Excerpts from Minerva’s Sonnets
[Minerva Jackson was Dearfield’s] judge, jury and executioner.
When she snapped her fingers you jumped
—Dr. George Junne
Jane (1878)
My mother the copper rope and the slug
poisoned off its rusty timbre. Under
the Missouri moonlight, her breast and fierce
jowl, strict even in the pulped muscle of
breathing. Night forgave our misgivings, mis-
behaviors, miss of yolk into wood-smithed
bowl, but mother kept tally of our faults
on an abacus caked with lard, and dug
in our backyard of beanfield and brush, her
daughters’ dual graves. While mother slept through pierced
hours, my sister would shake, like a dove
perturbed by wind-lustful rain, the sheets, mist
gray, from me. We’d play. Hock. Spit lemon pith.
Our inherited ugly locked in vaults.
Miss Matlock (1896)
Our inheritance, ugly and locked in the vaults
behind our faces. My sister, left for California
and scuffed her good shoes following behind
a man, his breath a vineyard of stunted grapes.
She sends letters to the school for me, describes
what it’s like to smile under sun spit shined
by the bay. I say Kansas City’s fine. The students
stuff their mouths with nursery rhymes,
regurgitate them at the drop of a dime or a storm’s
flat-footed arrival. We don’t write of mother.
My sister, Mrs. Stokes, she signs in ink blue as
beardtongue, tells me to find a man that’ll take
me leagues, leaps and bounds from Missouri,
a man that will learn me and keep me soft.
Mrs. Jackson (1905)
A man that has learned me and kept me soft,
whisks me, like a vanilla dark cream, to
Boulder. Our marital bed beside his dinner club.
His vows a breeze over ear’s hot cartilage.
He’s smart. He owns. He reads. Up from Slavery
making its daily migration from bedside
to his hands, to satchel, to desk and again to
bedside. I don’t write to Mrs. Stokes the woes
of the second wife: the sustaining of promised
sweetness. The making, the warming of the sheets.
The dinners that must be set before his step
greets the hall. The nod, the support, the deference.
We don’t write of mother, but she never bowed to anyone.
Not even the God she claimed to love.
The Pitch (1909)
Not even the God O.T. claims to love
could keep him from filing a desert claim.
Still, he asks anyway. A gesture, aimed
at the mush below my heart—that rock dove
rotting beneath aorta. He speaks of
a homestead. Says he’s been dreaming the frame:
farm, dance hall, a field for cards and ballgame,
a school to rival Tuskegee, a shove
unfurled from his deltoids, to further the race.
Says Sadie, before she passed on or moved
past plain’s view, couldn’t imagine this place—
three hundred twenty acres of Black faces’
owning. In his eyes, ambition unremoved.
He stares. Waits on me, to slide him my ace.

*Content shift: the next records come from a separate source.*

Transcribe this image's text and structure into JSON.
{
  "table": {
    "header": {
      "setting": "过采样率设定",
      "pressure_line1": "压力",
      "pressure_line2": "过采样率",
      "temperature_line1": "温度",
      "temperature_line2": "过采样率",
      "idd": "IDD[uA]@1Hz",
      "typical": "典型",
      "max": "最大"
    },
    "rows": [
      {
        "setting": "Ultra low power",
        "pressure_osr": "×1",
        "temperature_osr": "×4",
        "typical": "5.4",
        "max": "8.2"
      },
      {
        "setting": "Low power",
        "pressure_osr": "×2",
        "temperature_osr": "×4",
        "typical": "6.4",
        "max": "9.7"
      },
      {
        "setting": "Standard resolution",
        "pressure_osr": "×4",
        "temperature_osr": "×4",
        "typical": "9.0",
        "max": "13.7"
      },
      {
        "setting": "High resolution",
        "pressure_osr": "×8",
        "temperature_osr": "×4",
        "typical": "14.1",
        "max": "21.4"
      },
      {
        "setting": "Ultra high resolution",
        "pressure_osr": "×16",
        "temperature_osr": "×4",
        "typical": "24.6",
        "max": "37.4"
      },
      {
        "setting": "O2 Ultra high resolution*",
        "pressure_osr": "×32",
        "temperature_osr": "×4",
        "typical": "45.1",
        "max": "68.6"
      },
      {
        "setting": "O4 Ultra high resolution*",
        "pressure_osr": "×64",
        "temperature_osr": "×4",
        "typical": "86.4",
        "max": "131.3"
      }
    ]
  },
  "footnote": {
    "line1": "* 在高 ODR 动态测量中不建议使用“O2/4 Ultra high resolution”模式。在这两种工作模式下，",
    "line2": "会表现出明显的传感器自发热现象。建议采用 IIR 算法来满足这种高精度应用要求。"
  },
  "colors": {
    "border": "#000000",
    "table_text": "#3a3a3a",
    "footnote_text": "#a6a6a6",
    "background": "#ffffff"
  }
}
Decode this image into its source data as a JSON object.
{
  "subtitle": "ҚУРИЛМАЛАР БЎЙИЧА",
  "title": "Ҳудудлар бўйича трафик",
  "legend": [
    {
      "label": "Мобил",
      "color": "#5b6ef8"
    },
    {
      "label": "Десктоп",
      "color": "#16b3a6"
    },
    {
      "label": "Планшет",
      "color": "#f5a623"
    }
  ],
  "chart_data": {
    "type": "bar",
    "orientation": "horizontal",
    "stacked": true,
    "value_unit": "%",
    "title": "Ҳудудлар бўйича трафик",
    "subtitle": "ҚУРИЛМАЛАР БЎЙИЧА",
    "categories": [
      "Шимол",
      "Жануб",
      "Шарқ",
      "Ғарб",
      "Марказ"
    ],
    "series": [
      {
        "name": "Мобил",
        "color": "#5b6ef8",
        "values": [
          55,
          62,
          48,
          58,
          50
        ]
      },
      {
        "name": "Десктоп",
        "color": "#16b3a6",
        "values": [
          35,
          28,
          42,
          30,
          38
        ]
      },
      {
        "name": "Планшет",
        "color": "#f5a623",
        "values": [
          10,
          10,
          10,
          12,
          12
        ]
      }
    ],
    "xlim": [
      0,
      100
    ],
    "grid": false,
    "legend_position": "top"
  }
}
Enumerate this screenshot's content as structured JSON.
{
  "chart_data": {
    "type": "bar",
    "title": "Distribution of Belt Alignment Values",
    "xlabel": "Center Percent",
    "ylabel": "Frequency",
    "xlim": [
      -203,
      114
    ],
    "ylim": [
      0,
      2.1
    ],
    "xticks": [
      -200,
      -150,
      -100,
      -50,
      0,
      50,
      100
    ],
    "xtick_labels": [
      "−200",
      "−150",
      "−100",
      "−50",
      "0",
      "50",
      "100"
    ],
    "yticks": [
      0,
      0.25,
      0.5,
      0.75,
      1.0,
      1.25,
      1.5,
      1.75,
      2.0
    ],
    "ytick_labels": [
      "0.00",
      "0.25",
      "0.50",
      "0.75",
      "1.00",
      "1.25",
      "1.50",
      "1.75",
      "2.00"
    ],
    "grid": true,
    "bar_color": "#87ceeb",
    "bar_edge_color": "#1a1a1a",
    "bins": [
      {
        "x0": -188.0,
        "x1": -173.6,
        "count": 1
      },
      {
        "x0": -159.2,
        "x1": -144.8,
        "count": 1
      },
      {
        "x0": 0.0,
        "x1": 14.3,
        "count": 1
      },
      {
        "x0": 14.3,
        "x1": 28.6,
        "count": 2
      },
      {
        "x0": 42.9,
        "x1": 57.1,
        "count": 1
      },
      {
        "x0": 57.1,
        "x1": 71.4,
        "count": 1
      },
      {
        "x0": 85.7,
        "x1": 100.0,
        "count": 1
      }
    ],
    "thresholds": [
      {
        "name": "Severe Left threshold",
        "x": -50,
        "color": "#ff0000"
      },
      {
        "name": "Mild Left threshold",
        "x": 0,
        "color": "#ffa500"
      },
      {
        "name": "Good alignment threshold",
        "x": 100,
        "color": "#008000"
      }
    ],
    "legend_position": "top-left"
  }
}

Darling Minerva (1941 / 1911)
i run toward something softer. a force
in my dream two-fingered and reaching down
the dry path to the platte my stomach’s sweat-pearled rubble
overcome with nausea snagging in thick hair:
the wings of a burrowing owl fingernail and breath hitch
a desert omen sweet oil siphoned from
the town a gold-plussed tin. a prairie
rattlesnake shedding flush with precipitation
prematurely its skin i tell them the rain follows the plow.
if they hold on the pleasure waddles slowly behind the
breech.
it will be worth it but they pack their bags field sore fingers scum the center of
folded denim in mule trunk they leave for denver five points. the apostates
they make wasteland the crossroads. the shudder. the lips
of our town square. the quitter’s moan.
Jane (1942)
Far from town square I moan a quitter’s moan.
My sister shakes my cough’s ebullient hand,
her hips anchored to my bedside. She strokes
my face’s wrought lines with creams she taxied
from Fillmore to get me casket ready. If
I look wrung enough she’ll indulge in talk
of our mother. Whisper that she wished we’d
seen her before she passed. Austere steward of
Kansas City farm, accountant even of
our distant actions. Despite following
Mrs. Stokes’s lead, I still ended up calcified
about the lungs. The slewfoot manager of
the gone and the ghost town. A life lived like
our mother’s: the copper rope and the slug.